Wondering if any of y'all can point me to some decent bank fishing in or around the ft walton area? I've recently picked back up fishing and have had some luck over at upper memorial on Elgin using some cheap soft plastics and crickets but was hoping to mix it up a bit. I don't eat very much fish so I primarily catch and release for fun and relaxation. I've been to weekly pond also but it seemed too over run with turtles. Any suggestions on areas and/or tackle would be appreciated! Thanks 

Roll tide


----------



## TheLooney1 (Jul 2, 2009)

If you have access to Eglin, they are some awesome spots to wade over there. 
Check out the grass flats at the mouth of bens lake, and lower memorial lake.

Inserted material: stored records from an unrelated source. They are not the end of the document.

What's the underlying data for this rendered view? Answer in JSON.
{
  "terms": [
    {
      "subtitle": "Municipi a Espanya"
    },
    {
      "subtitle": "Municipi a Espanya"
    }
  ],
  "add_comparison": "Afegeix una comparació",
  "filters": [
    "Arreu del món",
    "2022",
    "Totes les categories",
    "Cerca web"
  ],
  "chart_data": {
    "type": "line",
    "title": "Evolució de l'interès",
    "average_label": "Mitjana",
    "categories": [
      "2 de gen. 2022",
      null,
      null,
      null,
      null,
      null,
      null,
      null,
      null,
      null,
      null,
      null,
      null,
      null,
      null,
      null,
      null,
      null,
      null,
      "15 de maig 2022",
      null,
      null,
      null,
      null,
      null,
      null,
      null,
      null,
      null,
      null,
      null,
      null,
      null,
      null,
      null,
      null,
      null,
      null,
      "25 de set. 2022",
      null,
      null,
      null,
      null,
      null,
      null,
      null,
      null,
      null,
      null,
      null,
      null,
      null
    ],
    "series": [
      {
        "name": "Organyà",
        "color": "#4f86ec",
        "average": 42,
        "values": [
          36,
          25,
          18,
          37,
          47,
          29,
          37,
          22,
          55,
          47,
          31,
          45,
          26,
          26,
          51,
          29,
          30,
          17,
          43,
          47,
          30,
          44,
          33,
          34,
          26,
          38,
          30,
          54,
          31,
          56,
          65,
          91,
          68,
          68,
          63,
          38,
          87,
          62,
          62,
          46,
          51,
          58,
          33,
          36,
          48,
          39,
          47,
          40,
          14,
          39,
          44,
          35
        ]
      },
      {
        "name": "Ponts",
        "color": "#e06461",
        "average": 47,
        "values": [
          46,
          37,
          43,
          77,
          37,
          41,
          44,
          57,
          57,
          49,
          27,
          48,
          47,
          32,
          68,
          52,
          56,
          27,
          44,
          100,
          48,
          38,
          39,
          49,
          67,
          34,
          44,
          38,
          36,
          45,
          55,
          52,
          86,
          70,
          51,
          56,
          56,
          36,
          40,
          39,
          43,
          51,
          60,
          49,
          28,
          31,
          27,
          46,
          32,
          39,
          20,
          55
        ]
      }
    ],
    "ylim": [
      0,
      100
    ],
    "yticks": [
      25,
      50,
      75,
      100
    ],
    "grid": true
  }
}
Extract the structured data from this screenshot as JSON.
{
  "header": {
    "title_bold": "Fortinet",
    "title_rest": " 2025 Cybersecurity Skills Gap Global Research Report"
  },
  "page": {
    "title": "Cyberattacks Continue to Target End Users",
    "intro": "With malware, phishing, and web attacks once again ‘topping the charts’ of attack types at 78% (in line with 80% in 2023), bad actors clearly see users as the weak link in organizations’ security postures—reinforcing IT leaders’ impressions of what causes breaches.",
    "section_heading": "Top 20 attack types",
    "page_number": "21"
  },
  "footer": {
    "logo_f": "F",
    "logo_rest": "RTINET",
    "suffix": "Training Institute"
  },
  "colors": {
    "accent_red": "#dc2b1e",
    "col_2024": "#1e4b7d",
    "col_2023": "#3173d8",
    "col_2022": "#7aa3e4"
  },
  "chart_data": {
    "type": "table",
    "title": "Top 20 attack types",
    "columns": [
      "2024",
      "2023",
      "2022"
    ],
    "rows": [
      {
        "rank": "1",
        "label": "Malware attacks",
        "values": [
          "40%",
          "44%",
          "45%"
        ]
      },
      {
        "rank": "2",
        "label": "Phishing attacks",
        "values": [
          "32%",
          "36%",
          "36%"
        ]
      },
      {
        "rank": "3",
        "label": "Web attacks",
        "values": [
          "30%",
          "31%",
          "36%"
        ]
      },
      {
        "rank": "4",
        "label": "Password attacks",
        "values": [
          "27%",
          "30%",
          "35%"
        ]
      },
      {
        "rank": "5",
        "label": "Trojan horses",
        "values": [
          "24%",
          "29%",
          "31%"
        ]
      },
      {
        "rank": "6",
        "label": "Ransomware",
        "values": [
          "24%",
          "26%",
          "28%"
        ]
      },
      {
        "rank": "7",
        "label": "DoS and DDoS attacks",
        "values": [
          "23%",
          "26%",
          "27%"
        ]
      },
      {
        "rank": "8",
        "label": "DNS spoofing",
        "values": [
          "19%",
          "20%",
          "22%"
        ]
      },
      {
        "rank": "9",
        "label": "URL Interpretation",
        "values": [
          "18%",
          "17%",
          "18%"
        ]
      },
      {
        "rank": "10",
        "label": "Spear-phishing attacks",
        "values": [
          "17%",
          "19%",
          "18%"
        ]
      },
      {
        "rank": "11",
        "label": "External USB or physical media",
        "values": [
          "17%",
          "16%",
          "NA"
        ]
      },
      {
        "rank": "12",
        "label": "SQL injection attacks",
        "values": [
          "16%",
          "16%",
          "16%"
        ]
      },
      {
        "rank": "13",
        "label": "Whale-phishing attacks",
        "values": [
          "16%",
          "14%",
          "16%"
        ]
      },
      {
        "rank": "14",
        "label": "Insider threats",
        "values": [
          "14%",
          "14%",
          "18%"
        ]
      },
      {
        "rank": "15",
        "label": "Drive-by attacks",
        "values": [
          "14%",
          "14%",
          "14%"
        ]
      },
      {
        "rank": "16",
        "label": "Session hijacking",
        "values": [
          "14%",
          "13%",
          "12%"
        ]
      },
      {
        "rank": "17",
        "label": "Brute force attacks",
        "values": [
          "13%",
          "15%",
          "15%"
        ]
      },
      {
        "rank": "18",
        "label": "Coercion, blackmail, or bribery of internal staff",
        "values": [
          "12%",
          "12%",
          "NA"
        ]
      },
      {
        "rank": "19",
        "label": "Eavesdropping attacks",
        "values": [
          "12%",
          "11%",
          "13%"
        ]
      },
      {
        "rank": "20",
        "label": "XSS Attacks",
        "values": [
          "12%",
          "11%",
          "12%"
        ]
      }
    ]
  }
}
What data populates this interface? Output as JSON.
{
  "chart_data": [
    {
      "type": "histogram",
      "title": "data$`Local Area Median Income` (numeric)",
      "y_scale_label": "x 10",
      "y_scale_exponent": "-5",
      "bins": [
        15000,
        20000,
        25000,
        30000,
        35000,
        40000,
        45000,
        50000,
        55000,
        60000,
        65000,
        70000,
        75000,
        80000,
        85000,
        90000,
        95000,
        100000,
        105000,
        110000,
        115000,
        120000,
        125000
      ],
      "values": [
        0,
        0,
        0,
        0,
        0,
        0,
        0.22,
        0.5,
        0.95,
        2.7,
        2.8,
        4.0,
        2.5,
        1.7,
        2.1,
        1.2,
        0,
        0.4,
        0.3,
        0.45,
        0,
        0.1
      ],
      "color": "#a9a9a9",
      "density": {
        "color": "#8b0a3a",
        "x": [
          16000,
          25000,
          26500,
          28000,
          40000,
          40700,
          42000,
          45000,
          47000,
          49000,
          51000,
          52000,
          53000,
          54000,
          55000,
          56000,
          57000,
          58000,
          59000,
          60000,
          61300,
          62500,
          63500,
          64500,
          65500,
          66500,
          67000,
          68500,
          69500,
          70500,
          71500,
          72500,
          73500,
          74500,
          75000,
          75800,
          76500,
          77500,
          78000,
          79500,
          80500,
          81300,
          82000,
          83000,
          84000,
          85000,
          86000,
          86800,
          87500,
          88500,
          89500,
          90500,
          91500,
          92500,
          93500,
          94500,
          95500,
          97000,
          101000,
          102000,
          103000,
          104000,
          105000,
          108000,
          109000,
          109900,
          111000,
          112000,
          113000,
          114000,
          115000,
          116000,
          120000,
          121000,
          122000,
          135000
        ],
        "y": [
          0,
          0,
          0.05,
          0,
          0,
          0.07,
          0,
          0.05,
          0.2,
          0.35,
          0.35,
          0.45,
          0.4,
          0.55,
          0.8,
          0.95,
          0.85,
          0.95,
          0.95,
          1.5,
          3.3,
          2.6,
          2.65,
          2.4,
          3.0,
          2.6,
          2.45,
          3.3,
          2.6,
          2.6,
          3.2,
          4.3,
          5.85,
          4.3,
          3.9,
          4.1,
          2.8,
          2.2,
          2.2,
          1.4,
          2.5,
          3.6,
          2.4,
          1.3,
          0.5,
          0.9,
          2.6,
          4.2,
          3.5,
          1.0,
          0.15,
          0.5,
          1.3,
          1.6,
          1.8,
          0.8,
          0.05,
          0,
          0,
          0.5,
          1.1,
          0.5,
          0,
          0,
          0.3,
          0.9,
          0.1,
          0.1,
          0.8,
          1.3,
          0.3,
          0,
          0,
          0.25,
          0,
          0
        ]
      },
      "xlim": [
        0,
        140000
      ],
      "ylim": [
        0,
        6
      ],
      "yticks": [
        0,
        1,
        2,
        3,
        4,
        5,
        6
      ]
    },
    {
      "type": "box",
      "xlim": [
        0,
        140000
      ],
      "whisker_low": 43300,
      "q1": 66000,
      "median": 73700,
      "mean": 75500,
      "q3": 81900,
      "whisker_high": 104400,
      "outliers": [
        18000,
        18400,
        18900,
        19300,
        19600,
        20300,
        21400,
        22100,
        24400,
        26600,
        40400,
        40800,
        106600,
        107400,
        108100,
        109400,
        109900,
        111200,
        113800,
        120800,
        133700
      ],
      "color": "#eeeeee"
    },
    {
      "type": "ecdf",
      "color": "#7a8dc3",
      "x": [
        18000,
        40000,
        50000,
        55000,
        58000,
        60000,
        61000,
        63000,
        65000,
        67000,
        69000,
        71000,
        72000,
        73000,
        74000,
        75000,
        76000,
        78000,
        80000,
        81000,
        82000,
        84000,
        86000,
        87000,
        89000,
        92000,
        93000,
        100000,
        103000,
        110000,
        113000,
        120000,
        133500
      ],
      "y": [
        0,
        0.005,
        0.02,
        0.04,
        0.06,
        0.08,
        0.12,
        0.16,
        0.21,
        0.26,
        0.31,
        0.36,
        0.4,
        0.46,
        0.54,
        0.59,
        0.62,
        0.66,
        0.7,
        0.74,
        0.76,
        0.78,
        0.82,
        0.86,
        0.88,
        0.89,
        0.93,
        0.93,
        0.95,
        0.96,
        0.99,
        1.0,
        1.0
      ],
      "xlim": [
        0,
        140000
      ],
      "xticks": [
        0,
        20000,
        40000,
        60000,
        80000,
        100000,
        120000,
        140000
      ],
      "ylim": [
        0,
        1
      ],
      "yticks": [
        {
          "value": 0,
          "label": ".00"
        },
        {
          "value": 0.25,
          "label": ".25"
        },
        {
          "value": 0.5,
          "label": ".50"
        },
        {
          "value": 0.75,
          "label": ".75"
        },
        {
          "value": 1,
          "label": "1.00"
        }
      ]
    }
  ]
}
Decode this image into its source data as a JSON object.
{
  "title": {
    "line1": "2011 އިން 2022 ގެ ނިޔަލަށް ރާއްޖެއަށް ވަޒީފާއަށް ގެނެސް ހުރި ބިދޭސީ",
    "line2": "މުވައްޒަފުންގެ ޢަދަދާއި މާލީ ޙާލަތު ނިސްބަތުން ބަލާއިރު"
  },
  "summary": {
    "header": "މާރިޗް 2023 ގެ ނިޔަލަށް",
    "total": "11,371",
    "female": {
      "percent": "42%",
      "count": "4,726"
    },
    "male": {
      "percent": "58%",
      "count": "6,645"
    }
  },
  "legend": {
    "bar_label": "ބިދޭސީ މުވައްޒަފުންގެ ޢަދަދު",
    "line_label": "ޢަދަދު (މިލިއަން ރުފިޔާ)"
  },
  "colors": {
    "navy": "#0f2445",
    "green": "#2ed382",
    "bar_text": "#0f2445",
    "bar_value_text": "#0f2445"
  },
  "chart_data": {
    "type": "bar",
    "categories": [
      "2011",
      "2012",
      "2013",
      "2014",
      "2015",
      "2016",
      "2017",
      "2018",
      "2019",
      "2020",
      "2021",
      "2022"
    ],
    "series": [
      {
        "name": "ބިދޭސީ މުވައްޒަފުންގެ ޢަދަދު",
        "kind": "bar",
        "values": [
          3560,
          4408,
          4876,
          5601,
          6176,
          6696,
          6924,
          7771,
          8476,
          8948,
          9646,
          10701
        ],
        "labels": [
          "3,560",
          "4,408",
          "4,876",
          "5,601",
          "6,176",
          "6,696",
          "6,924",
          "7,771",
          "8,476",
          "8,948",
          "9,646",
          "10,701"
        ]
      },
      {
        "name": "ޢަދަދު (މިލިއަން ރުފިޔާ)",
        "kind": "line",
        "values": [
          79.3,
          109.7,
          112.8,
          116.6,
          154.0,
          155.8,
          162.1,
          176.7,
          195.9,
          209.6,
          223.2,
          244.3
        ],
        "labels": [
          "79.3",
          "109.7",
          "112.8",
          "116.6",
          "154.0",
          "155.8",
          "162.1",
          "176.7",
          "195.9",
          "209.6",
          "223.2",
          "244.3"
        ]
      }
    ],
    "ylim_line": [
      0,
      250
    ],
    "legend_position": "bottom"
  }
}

My bad, just saw this was Fresh water, now there. I do not know what to tell you.


----------



## saltwater redneck (Aug 8, 2011)

Go to Jackson Guard and get a pass/ map there are several lakes,creeks, ponds available on Eglin A.F.B


----------



## rolltide64 (Aug 25, 2012)

saltwater ******* said:


> Go to Jackson Guard and get a pass/ map there are several lakes,creeks, ponds available on Eglin A.F.B


I've got the pass and maps, just hopin somebody could give me some suggestion on which ponds were best for catch and release and what type of bait or tackle to use.


----------



## auguy7777 (Feb 23, 2009)

To be honest with you, you are really out of luck if you are limited to the bank around here. Your best bet since you do have a range pass would be to go fish Duck Pond in Crestview or Timerlake Pond which is closer to the fairgrounds. Find someone with a boat that will take you fishing......


----------



## nojerseydevil (Jan 23, 2009)

auguy7777 said:


> To be honest with you, you are really out of luck if you are limited to the bank around here. Your best bet since you do have a range pass would be to go fish Duck Pond in Crestview or Timerlake Pond which is closer to the fairgrounds. Find someone with a boat that will take you fishing......



2X on Duck Pond. 

NJD


----------



## Spoolin Up (May 3, 2011)

There are a bunch of rivers/creeks you can wade or kayak down. Some rubber worms and some crank baits or spinners. I see you are in the service you can rent boats in Milton at whiting park, and go to yellow river or black water from there, I live close to Navarre if you need a navigator


----------